Indoor Shooting owner Ken Zellers chats with Amy Allen and Evangelon James after their recent target practice session at the E Fowler Avenue store in Thonotosassa. He says nearly half of his customers are younger than 40. (Photo: Tampa Bay Times)

Both sides in the gun debate have locked horns over the best way to go about protecting a coveted demographic — young women.

The National Rifle Association on Tuesday held up a recent poll that found millennial women, between the ages of 18 and 35, value protecting gun rights just as much as they do the issues of abortion access and equal pay.

The national poll conducted by ABC News and lifestyle website Refinery29 found that only the issues of economic inequality and student debt ranked higher on their list of political priorities, each issue resonating 21 percent. Gun rights, abortion access and equal pay — the latter arguably falling under the category of economic inequality — all received 11 percent favorably among all of the 566 young women polled.

“I think this poll reflects that all Americans — not just young women — all Americans are increasingly looking to their Second Amendment as a way to protect themselves,” NRA spokeswoman Catherine Mortensen told Guns.com.

Women especially, Mortensen said, are motivated to take control of their own protection and don’t want to have to rely on anyone else.

“It sort of carries on with the feminist tradition of empowerment.

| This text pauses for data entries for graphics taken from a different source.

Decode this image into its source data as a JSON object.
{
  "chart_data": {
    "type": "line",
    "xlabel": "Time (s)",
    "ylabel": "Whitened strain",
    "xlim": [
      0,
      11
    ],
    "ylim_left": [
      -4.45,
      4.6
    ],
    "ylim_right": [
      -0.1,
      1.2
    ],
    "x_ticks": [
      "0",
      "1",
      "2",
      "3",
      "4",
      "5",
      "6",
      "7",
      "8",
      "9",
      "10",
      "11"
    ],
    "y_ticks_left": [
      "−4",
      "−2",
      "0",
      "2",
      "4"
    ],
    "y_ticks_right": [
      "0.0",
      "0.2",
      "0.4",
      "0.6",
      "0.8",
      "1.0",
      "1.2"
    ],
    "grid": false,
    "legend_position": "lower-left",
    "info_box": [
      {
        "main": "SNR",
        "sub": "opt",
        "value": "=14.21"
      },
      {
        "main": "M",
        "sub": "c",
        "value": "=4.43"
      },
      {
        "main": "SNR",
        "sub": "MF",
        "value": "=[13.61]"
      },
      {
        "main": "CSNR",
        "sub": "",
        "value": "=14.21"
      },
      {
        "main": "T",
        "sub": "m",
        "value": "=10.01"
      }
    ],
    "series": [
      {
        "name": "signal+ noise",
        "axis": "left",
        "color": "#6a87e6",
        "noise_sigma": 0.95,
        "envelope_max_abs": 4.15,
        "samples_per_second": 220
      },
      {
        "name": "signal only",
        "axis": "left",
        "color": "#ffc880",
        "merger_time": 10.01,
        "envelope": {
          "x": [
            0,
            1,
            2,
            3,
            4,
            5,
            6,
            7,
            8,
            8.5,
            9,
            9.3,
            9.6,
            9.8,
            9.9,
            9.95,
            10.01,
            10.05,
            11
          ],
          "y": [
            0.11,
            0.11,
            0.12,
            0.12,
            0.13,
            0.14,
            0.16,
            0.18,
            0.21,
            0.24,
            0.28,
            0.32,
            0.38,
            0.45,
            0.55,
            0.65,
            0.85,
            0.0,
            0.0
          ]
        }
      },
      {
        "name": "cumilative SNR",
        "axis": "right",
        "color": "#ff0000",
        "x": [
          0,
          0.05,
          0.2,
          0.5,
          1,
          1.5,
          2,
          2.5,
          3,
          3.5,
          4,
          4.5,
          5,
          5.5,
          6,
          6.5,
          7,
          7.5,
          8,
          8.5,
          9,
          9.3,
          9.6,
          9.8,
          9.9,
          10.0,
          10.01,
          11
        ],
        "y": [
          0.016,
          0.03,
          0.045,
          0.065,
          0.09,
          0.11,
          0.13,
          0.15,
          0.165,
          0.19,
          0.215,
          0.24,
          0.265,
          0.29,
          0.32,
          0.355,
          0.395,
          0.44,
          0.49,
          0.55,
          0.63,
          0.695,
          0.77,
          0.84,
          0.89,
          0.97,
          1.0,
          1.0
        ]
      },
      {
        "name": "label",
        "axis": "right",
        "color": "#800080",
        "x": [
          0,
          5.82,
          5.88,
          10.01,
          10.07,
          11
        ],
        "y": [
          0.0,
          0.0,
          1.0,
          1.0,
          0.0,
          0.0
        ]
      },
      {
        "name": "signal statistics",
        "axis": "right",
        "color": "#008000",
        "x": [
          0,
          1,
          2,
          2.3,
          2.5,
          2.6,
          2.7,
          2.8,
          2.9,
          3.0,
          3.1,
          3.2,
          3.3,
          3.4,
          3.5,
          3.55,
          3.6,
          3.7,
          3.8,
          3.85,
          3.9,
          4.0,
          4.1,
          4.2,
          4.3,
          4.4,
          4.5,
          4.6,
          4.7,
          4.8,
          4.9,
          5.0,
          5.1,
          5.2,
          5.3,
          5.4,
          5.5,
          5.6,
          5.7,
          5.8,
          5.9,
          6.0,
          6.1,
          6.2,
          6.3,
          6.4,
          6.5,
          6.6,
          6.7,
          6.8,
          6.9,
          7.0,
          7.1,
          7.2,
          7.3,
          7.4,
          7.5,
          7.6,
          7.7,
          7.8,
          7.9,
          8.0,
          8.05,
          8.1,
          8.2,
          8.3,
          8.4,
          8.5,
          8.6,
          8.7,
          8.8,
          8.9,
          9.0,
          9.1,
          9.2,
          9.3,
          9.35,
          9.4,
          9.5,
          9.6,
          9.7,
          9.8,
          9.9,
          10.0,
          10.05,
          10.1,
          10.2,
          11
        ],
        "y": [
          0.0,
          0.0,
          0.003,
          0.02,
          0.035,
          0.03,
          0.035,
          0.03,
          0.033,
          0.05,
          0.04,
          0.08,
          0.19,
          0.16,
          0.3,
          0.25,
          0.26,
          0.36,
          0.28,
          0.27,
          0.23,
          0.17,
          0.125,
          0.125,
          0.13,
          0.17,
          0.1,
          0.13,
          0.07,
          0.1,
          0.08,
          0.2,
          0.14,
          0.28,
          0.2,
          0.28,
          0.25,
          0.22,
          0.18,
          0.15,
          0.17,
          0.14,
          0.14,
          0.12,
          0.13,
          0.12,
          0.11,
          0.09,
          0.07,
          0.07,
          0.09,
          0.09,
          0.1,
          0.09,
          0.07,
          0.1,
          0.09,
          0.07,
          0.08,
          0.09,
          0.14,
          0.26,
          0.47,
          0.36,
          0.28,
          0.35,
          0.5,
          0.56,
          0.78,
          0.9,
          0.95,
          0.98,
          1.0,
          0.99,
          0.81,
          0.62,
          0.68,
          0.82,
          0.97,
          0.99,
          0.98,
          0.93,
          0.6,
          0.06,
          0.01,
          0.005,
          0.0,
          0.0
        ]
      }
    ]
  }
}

It emboldens women to take responsibility for their personal safety,” Mortensen said.

Though they may be willing to protect themselves or favor the protection of gun rights, fewer millennial women — 45 percent — identify themselves as feminists, mainly because they don’t like the term, the poll found.       

But women are increasingly taking matters into their own hands. Between 2011-2014, the NRA saw an 86 percent increase in women taking the group’s basic pistol course and saw a 46 percent increase in male participants the same four-year period.

“Women are taking these classes — they are jumping into this seeking training to be able to protect themselves at a faster rate of increase than men,” Mortensen said. “They don’t want to have to rely on a spouse, a boyfriend, a neighbor.”   

But sometimes it’s one of those individuals who intends to harm a woman and instead of arming her Everytown for Gun Safety, a national gun control coalition formed by former New York Mayor Michael Bloomberg, wants to close loopholes that prevents dangerous people from obtaining guns.   

“Of course millennial women care about preventing gun violence – especially when lax gun laws don’t protect us,” Taylor Maxwell, Everytown’s deputy press secretary, told Guns.com in an email Tuesday. “In far too many states, it’s perfectly legal for an abusive boyfriend to buy a gun, even though an abusive husband would be prohibited by law.”

The so-called “stalker gap” or “boyfriend loophole” allows those with misdemeanor stalking or domestic abuse offenses to pass a background check. Everytown’s own research shows there are 46 percent fewer women shot to death by intimate partners in the 18 states that require background checks on all handgun purchases.

And according to Everytown, a woman is five times more likely to be killed in a domestic violence situation is a gun is present.

“That’s why we’re working to make sure that millennial women know about the background check loopholes in the law that put young women, and in particular single women, at greater risk of gun violence – and calling on them to support candidates who put their safety ahead of the gun lobby’s interests,” Maxwell said.